North Korea: Kim Jong-un Enjoys Art Show with Official Allegedly Sent to Labor Camp

People watch a TV screen showing an image of senior North Korean official Kim Yong Chol in a musical performance by the wives of Korean People's Army officers in North Korea during a news program at the Seoul Railway Station in Seoul, South Korea, Monday, June 3, 2019. A senior …
AP Photo/Ahn Young-joon

North Korean state media reported Monday that former senior diplomat Kim Yong-chol had resurfaced at an art event in Pyongyang Sunday, several days after South Korean newspaper Chosun Ilbo claimed that dictator Kim Jong-un had sentenced him to time in a labor camp over his failed summit with President Donald Trump.

73-year-old Kim Yong-chol was among the most powerful Workers’ Party (WPK) officials in Korea when he participated in the scheduling of a second summit between Kim Jong-un and Trump in Vietnam this year. Reports in April suggested that he had lost his official titles following that summit in February, however, after Trump abruptly walked out, citing the North Koreans’ refusal to negotiate.

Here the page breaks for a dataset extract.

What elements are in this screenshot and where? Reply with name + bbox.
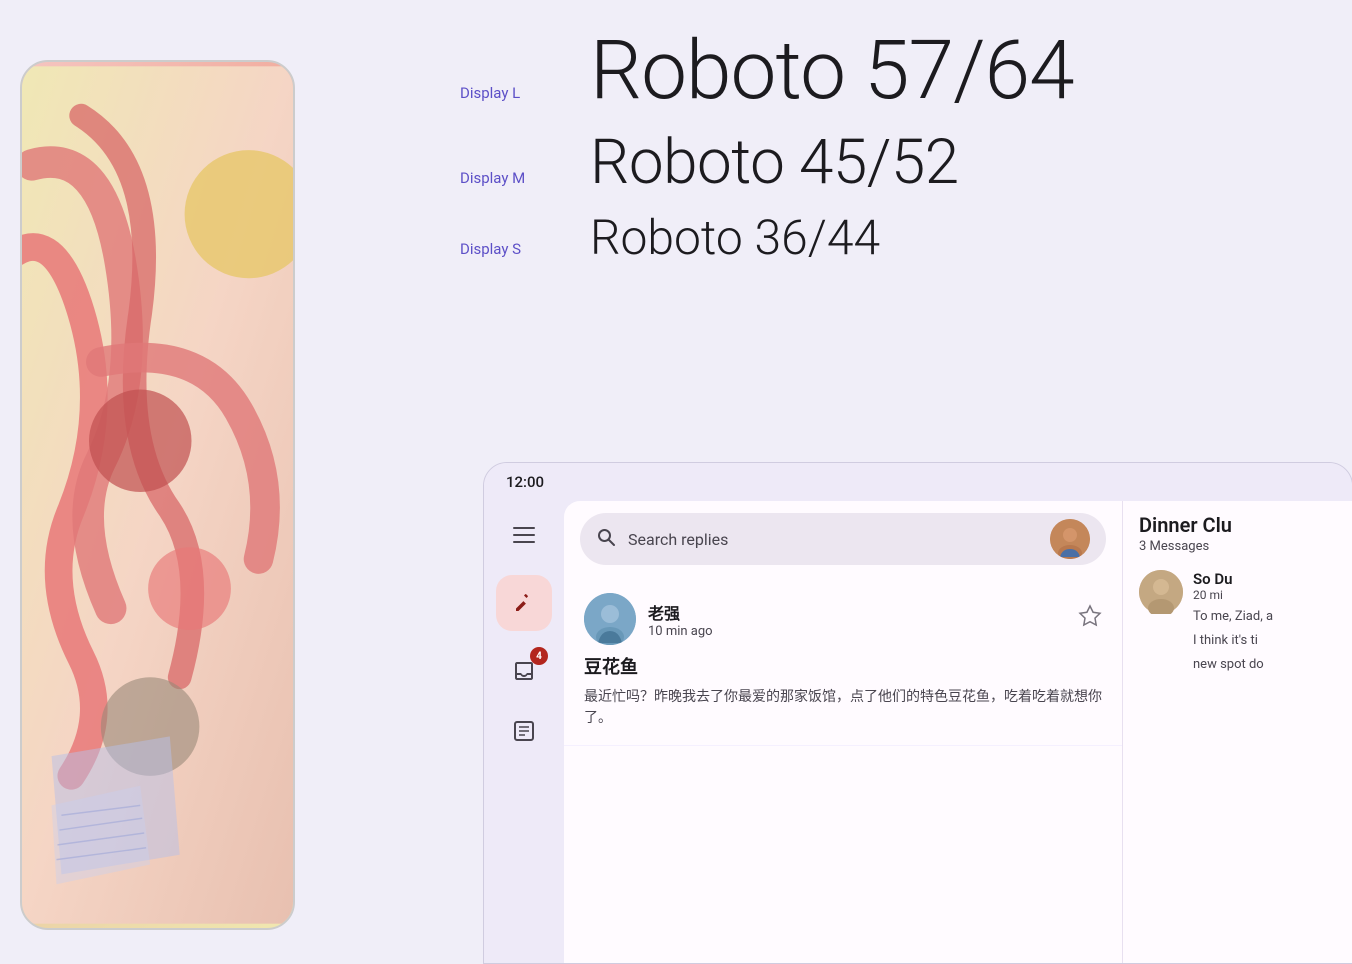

He had not been seen in public since.

North Korea’s Korean Central News Agency (KCNA), the state-run newswire service, reported on Monday that Kim Jong-un attended a “performance given by amateur art groups of the wives of officers of units of the Korean People’s Army (KPA) selected in the seventh round of the second-term contest of art groups of KPA officers’ wives.” Listed among those who attended the event with him were several senior members of the WPK. Kim Yong-chol’s name appeared in the report among a list of “leading officials of the WPK Central Committee,” but not with any official title.
Most of the article praises the performance using classic North Korean propaganda language, acclaiming it for having “impressively represented the ideological and mental features of KPA officers’ wives, who make every moment of their life honorable with ardent yearning for the leader and boundless loyalty.”

“The performance was highly acclaimed by the audience for successfully showing that the defence line of the country is impregnable as long as there are a large unit of women revolutionaries who bear in mind the great trust and expectation of the Party Central Committee and add dynamism to the revolution with love and devotion,” the report concluded.
South Korea’s Yonhap News Agency published photos it acquired of the alleged performance. Kim Yong-chol appeared on the far left flank of Kim Jong-un and his wife, Ri Sol-ju.

The event was one of two public appearances by Kim Jong-un this weekend, who had laid low for several weeks following his visit to Russia in April. Yonhap reports that he also stopped at a machinery factory on Saturday to urge the nation’s heads of manufacturing to reach a “higher level to meet the requirements of the Party policy to build a Juche-based and self-supporting plant.”

Kim Yong-chol’s public appearance was most surprising, however, following a report by South Korea’s conservative Chosun Ilbo publication that he had been forced into hard labor. Chosun alleged that Kim Jong-un had ordered the execution of another senior diplomat in charge of arranging the doomed Trump meeting, Kim Hyok-chol, and sentenced Kim Yong-chol and two others, diplomat Kim Song-hye and translator Shin Hye-yong, to hard labor. The newspaper made the case that the purge was so large that it had largely left Kim Jong-un without a diplomatic team. Both the South Korean and Japanese governments have reportedly failed to get responses from North Korea following requests to talk.

South Korean officials said following the report that it was “premature” to accept its conclusions and refused to confirm or deny it. U.S. Secretary of State Mike Pompeo also refused to comment on the report, stating, “we conduct our negotiations in private.”

The execution, according to Chosun, was for allegedly spying for American interests. The others, however, were being punished for their role in organizing the Vietnam summit in February. Prior to that summit, North Korean media predicted major diplomatic breakthroughs that would lead to the end of the international sanctions on the country. When Trump walked out of the talks halfway through, however, he said that the North Koreans had refused to denuclearize or make any material moves to cease being a threat to its neighbors.

“Basically, they wanted the sanctions lifted in their entirety and we couldn’t do that,” Trump said.

Subsequent reports indicated that, in addition to lifting sanctions, Kim had demanded that Trump send “famous basketball players” to North Korea to cut a deal.

North Korean Foreign Minister Ri Yong-ho claimed that Trump was lying, telling reporters North Korea had made a “realistic proposal” and that the American delegation had no interest in a real deal. Kim Jong-un himself accused Trump of entering the talks in “bad faith” during discussions with President Vladimir Putin in Russia.

Chosun Ilbo stuck to their reporting Monday, publishing a new report suggesting that Kim is “trying to bring about a generational change in the regime,” making public appearances alongside much younger WPK officials. During the visit to the factory on Saturday, Chosun claimed Kim “was flanked mostly by younger, lower-ranking officials than his usual entourage for these on-the-spot guidance trips.” This combined with reports of a purge of senior officials, the newspaper alleges, may be signs of a changing of the guard in the Party.